TRAC Leasing Explained: The Small Fleet Game-Changer

Last Updated: July 21, 2025By

For small and mid-size businesses, acquiring new work trucks and vans is a major capital expense. While many owners think in terms of buying or traditional leasing, a third option often provides the perfect blend of flexibility and financial benefits: the Terminal Rental Adjustment Clause (TRAC) lease. Understanding how a TRAC lease works can unlock significant advantages for your fleet operations.

What is a TRAC Lease?

A TRAC lease is a type of open-end lease designed specifically for commercial vehicles. Unlike a closed-end lease where you have strict mileage caps and wear-and-tear clauses, a TRAC lease is much more flexible. Here’s how it works: at the beginning of the lease, you and the leasing company agree on a “residual value” for the vehicle—what it’s projected to be worth at the end of the term. You then make your monthly payments based on the difference between the initial cost and that residual value.

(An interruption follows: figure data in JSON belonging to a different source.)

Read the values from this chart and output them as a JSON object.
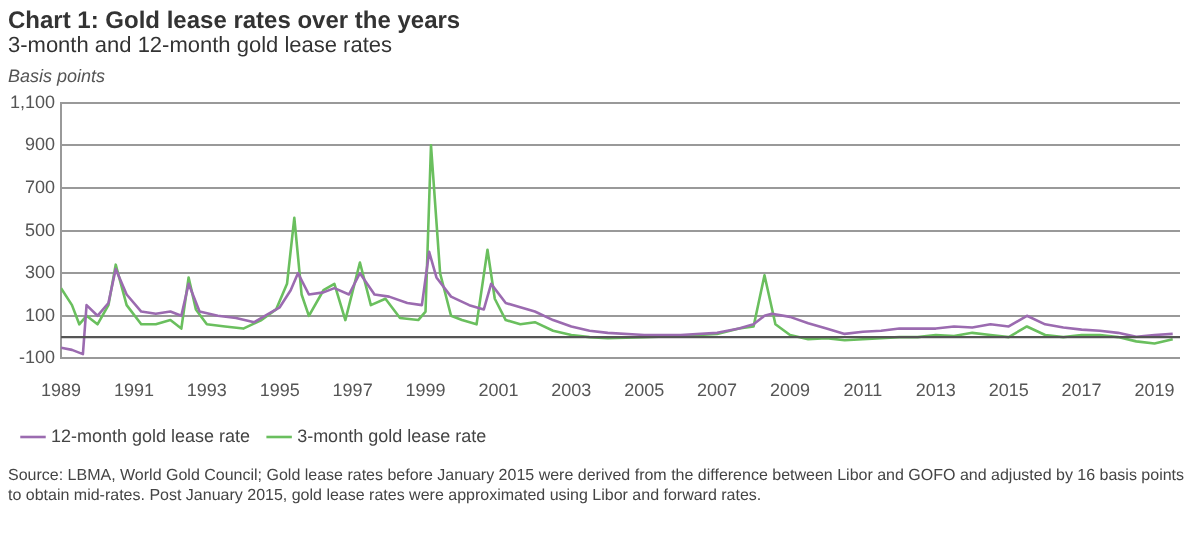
{
  "chart_data": {
    "type": "line",
    "title": "Chart 1: Gold lease rates over the years",
    "subtitle": "3-month and 12-month gold lease rates",
    "ylabel": "Basis points",
    "xlim": [
      1989,
      2019.7
    ],
    "xticks": [
      1989,
      1991,
      1993,
      1995,
      1997,
      1999,
      2001,
      2003,
      2005,
      2007,
      2009,
      2011,
      2013,
      2015,
      2017,
      2019
    ],
    "ylim": [
      -100,
      1100
    ],
    "yticks": [
      -100,
      100,
      300,
      500,
      700,
      900,
      {
        "value": 1100,
        "label": "1,100"
      }
    ],
    "grid": "y",
    "legend": "bottom left",
    "marker": "none",
    "line_style": "solid",
    "ref_lines": [
      {
        "axis": "y",
        "value": 0,
        "color": "#555555"
      }
    ],
    "series": [
      {
        "name": "12-month gold lease rate",
        "color": "#9b6bb0",
        "x": [
          1989,
          1989.3,
          1989.6,
          1989.7,
          1990,
          1990.3,
          1990.5,
          1990.8,
          1991.2,
          1991.6,
          1992,
          1992.3,
          1992.5,
          1992.8,
          1993.3,
          1993.8,
          1994.3,
          1994.7,
          1995,
          1995.3,
          1995.5,
          1995.8,
          1996.2,
          1996.5,
          1996.9,
          1997.2,
          1997.6,
          1998,
          1998.5,
          1998.9,
          1999.1,
          1999.3,
          1999.7,
          2000.2,
          2000.6,
          2000.8,
          2001.2,
          2001.6,
          2002,
          2002.5,
          2003,
          2003.5,
          2004,
          2005,
          2006,
          2007,
          2007.6,
          2008,
          2008.3,
          2008.5,
          2009,
          2009.5,
          2010,
          2010.5,
          2011,
          2011.5,
          2012,
          2012.5,
          2013,
          2013.5,
          2014,
          2014.5,
          2015,
          2015.5,
          2016,
          2016.5,
          2017,
          2017.5,
          2018,
          2018.5,
          2019,
          2019.5
        ],
        "values": [
          -50,
          -60,
          -80,
          150,
          100,
          160,
          320,
          200,
          120,
          110,
          120,
          100,
          250,
          120,
          100,
          90,
          70,
          110,
          140,
          220,
          300,
          200,
          210,
          230,
          200,
          300,
          200,
          190,
          160,
          150,
          400,
          280,
          190,
          150,
          130,
          250,
          160,
          140,
          120,
          80,
          50,
          30,
          20,
          10,
          10,
          20,
          40,
          60,
          100,
          110,
          95,
          65,
          40,
          15,
          25,
          30,
          40,
          40,
          40,
          50,
          45,
          60,
          50,
          100,
          60,
          45,
          35,
          30,
          20,
          2,
          10,
          15
        ]
      },
      {
        "name": "3-month gold lease rate",
        "color": "#6abf5e",
        "x": [
          1989,
          1989.3,
          1989.5,
          1989.7,
          1990,
          1990.3,
          1990.5,
          1990.8,
          1991.2,
          1991.6,
          1992,
          1992.3,
          1992.5,
          1992.7,
          1993,
          1993.5,
          1994,
          1994.5,
          1994.9,
          1995.2,
          1995.4,
          1995.6,
          1995.8,
          1996.2,
          1996.5,
          1996.8,
          1997.2,
          1997.5,
          1997.9,
          1998.3,
          1998.8,
          1999,
          1999.15,
          1999.4,
          1999.7,
          2000,
          2000.4,
          2000.7,
          2000.9,
          2001.2,
          2001.6,
          2002,
          2002.5,
          2003,
          2003.5,
          2004,
          2005,
          2006,
          2007,
          2007.6,
          2008,
          2008.3,
          2008.6,
          2009,
          2009.5,
          2010,
          2010.5,
          2011,
          2011.5,
          2012,
          2012.5,
          2013,
          2013.5,
          2014,
          2014.5,
          2015,
          2015.5,
          2016,
          2016.5,
          2017,
          2017.5,
          2018,
          2018.5,
          2019,
          2019.5
        ],
        "values": [
          230,
          150,
          60,
          100,
          60,
          150,
          340,
          150,
          60,
          60,
          80,
          40,
          280,
          130,
          60,
          50,
          40,
          80,
          130,
          250,
          560,
          200,
          100,
          220,
          250,
          80,
          350,
          150,
          180,
          90,
          80,
          120,
          900,
          300,
          100,
          80,
          60,
          410,
          180,
          80,
          60,
          70,
          30,
          10,
          0,
          -5,
          0,
          5,
          15,
          40,
          50,
          290,
          60,
          10,
          -10,
          -5,
          -15,
          -10,
          -5,
          0,
          0,
          10,
          5,
          20,
          10,
          0,
          50,
          10,
          0,
          10,
          10,
          0,
          -20,
          -30,
          -10
        ]
      }
    ],
    "annotations": [
      "Source: LBMA, World Gold Council; Gold lease rates before January 2015 were derived from the difference between Libor and GOFO and adjusted by 16 basis points to obtain mid-rates. Post January 2015, gold lease rates were approximated using Libor and forward rates."
    ]
  }
}
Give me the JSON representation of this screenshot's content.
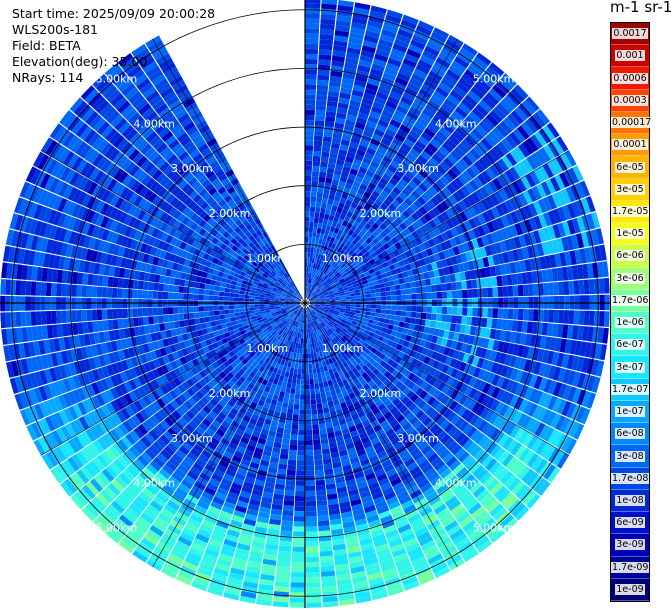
{
  "info": {
    "start_time": "Start time: 2025/09/09 20:00:28",
    "instrument": "WLS200s-181",
    "field": "Field: BETA",
    "elevation": "Elevation(deg): 35.00",
    "nrays": "NRays: 114"
  },
  "colorbar": {
    "title": "m-1 sr-1",
    "labels": [
      "0.0017",
      "0.001",
      "0.0006",
      "0.0003",
      "0.00017",
      "0.0001",
      "6e-05",
      "3e-05",
      "1.7e-05",
      "1e-05",
      "6e-06",
      "3e-06",
      "1.7e-06",
      "1e-06",
      "6e-07",
      "3e-07",
      "1.7e-07",
      "1e-07",
      "6e-08",
      "3e-08",
      "1.7e-08",
      "1e-08",
      "6e-09",
      "3e-09",
      "1.7e-09",
      "1e-09"
    ],
    "colors": [
      "#a50000",
      "#cc0000",
      "#ee1a00",
      "#ff4400",
      "#ff7300",
      "#ff9a00",
      "#ffb400",
      "#ffcf00",
      "#ffea00",
      "#f2ff1a",
      "#c8ff48",
      "#a0ff78",
      "#78ffa0",
      "#50ffc8",
      "#30f5e8",
      "#1ae6ff",
      "#10c8ff",
      "#08a8ff",
      "#0088ff",
      "#0068f5",
      "#0048e6",
      "#0028d8",
      "#0010c8",
      "#0000b4",
      "#00009a",
      "#00007a"
    ]
  },
  "range_labels": [
    "1.00km",
    "2.00km",
    "3.00km",
    "4.00km",
    "5.00km"
  ],
  "chart_data": {
    "type": "heatmap",
    "projection": "polar PPI (azimuth vs range)",
    "field": "BETA",
    "elevation_deg": 35.0,
    "nrays": 114,
    "range_rings_km": [
      1,
      2,
      3,
      4,
      5
    ],
    "max_range_km": 5.2,
    "gap_azimuth_deg": [
      -30,
      -1
    ],
    "colorbar_range": [
      1e-09,
      0.0017
    ],
    "colorbar_scale": "log",
    "dominant_values": {
      "near_range": "3e-08 to 1e-07",
      "south_far_range": "1.7e-07 to 1e-06"
    }
  }
}
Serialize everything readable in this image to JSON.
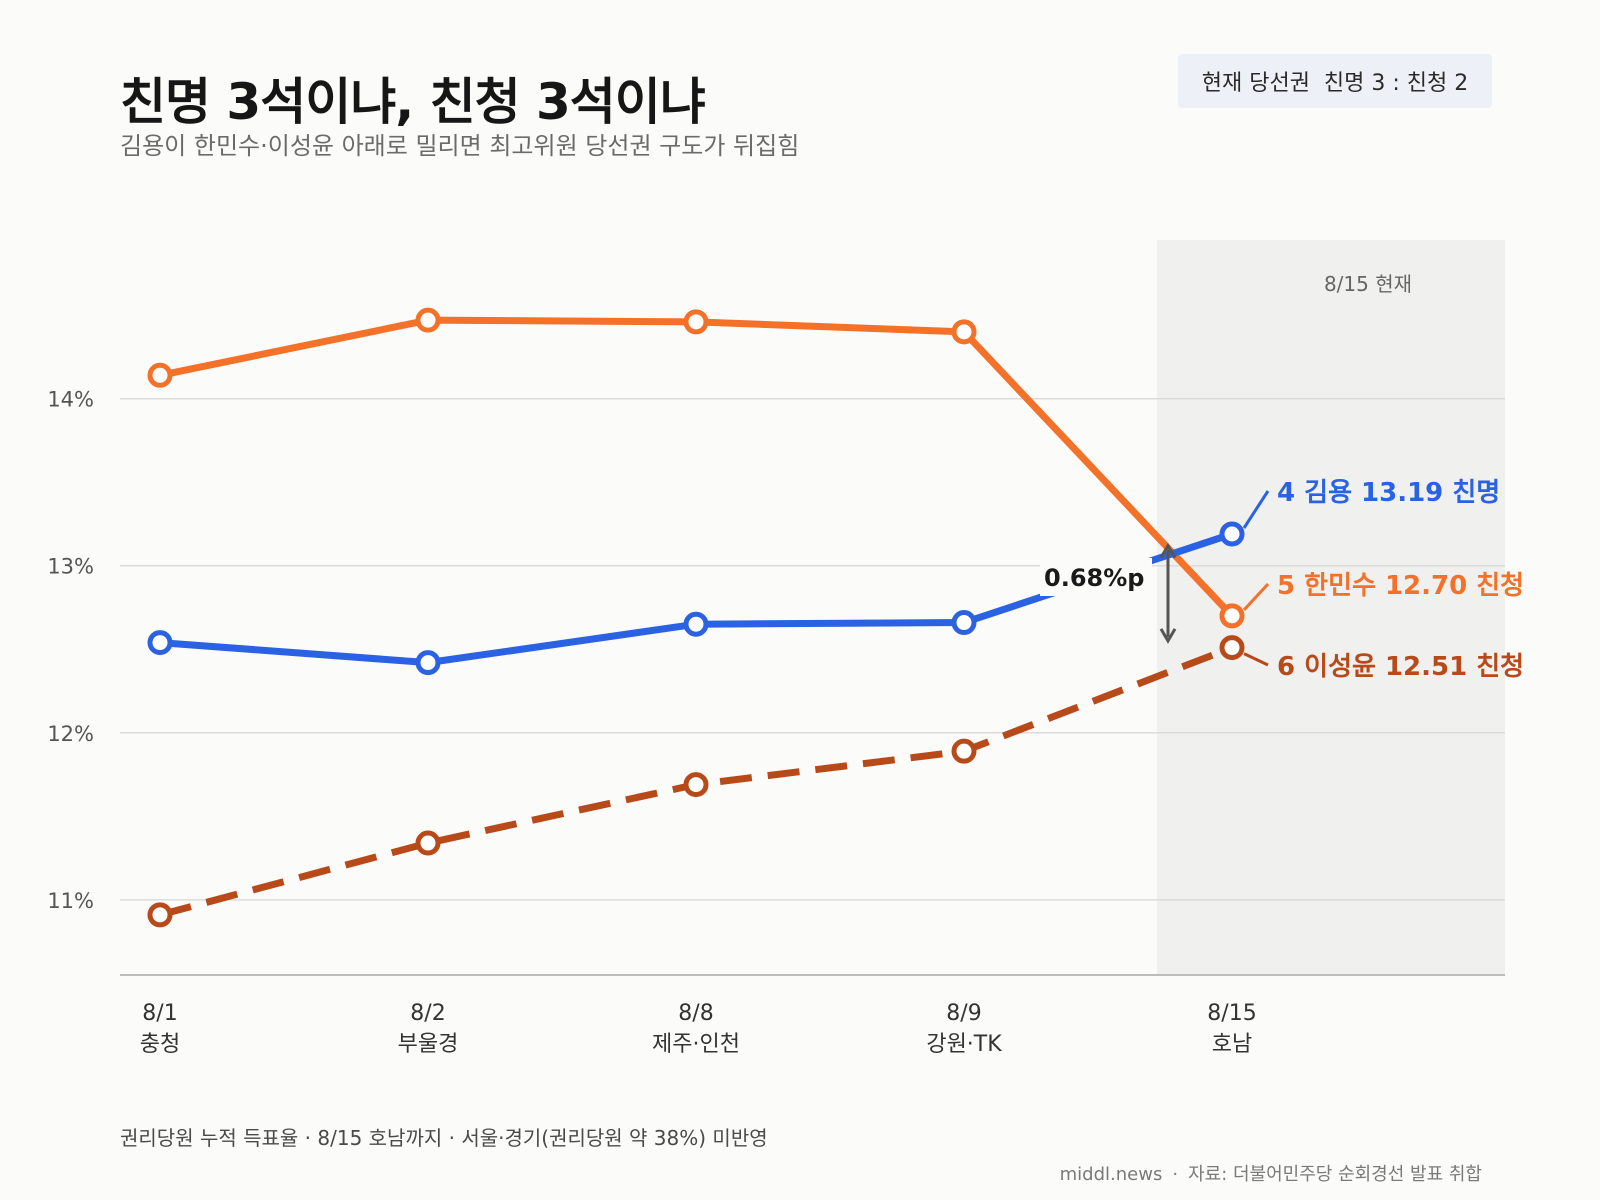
{
  "header": {
    "title": "친명 3석이냐, 친청 3석이냐",
    "subtitle": "김용이 한민수·이성윤 아래로 밀리면 최고위원 당선권 구도가 뒤집힘",
    "badge": "현재 당선권  친명 3 : 친청 2"
  },
  "chart_data": {
    "type": "line",
    "categories": [
      "8/1\n충청",
      "8/2\n부울경",
      "8/8\n제주·인천",
      "8/9\n강원·TK",
      "8/15\n호남"
    ],
    "ylim": [
      10.55,
      14.95
    ],
    "y_ticks": [
      11,
      12,
      13,
      14
    ],
    "y_tick_labels": [
      "11%",
      "12%",
      "13%",
      "14%"
    ],
    "grid": true,
    "highlight": {
      "category_index": 4,
      "label": "8/15 현재"
    },
    "series": [
      {
        "name": "한민수",
        "rank": "5",
        "final_value": "12.70",
        "faction": "친청",
        "color": "#f4712a",
        "dashed": false,
        "values": [
          14.14,
          14.47,
          14.46,
          14.4,
          12.7
        ]
      },
      {
        "name": "김용",
        "rank": "4",
        "final_value": "13.19",
        "faction": "친명",
        "color": "#2a62e3",
        "dashed": false,
        "values": [
          12.54,
          12.42,
          12.65,
          12.66,
          13.19
        ]
      },
      {
        "name": "이성윤",
        "rank": "6",
        "final_value": "12.51",
        "faction": "친청",
        "color": "#b84a1a",
        "dashed": true,
        "values": [
          10.91,
          11.34,
          11.69,
          11.89,
          12.51
        ]
      }
    ],
    "annotation": {
      "text": "0.68%p",
      "from_value": 13.12,
      "to_value": 12.55
    }
  },
  "footer": {
    "note": "권리당원 누적 득표율 · 8/15 호남까지 · 서울·경기(권리당원 약 38%) 미반영",
    "site": "middl.news",
    "separator": "·",
    "source": "자료: 더불어민주당 순회경선 발표 취합"
  }
}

The End-of-Lease “Adjustment”

The key feature is the “adjustment” at the end of the term. When the lease is over, the vehicle is sold. If the vehicle sells for more than the pre-determined residual value, your company gets to keep the surplus. This provides a direct financial reward for keeping the vehicle in good condition. However, the risk is also on you. If the vehicle sells for less than the residual value, your company is responsible for paying the difference. This structure gives you a vested interest in the vehicle’s maintenance and upkeep.

Why Choose a TRAC Lease?

TRAC leases offer several powerful benefits for business owners. First, the monthly payments are often lower than loan payments, improving your cash flow. Second, for tax purposes, the lease payments are typically treated as a 100% tax-deductible operating expense. Third, there are no mileage restrictions or wear-and-tear penalties, which is a huge advantage for fleets that put a lot of miles on their vehicles. At the end of the term, you have options: you can turn the vehicle in and settle the difference, or you can purchase the vehicle for the residual amount. This flexibility allows you to adjust your fleet strategy based on your business needs at that time. While you bear the residual risk, careful vehicle selection and a strong maintenance program can turn that risk into a significant financial reward.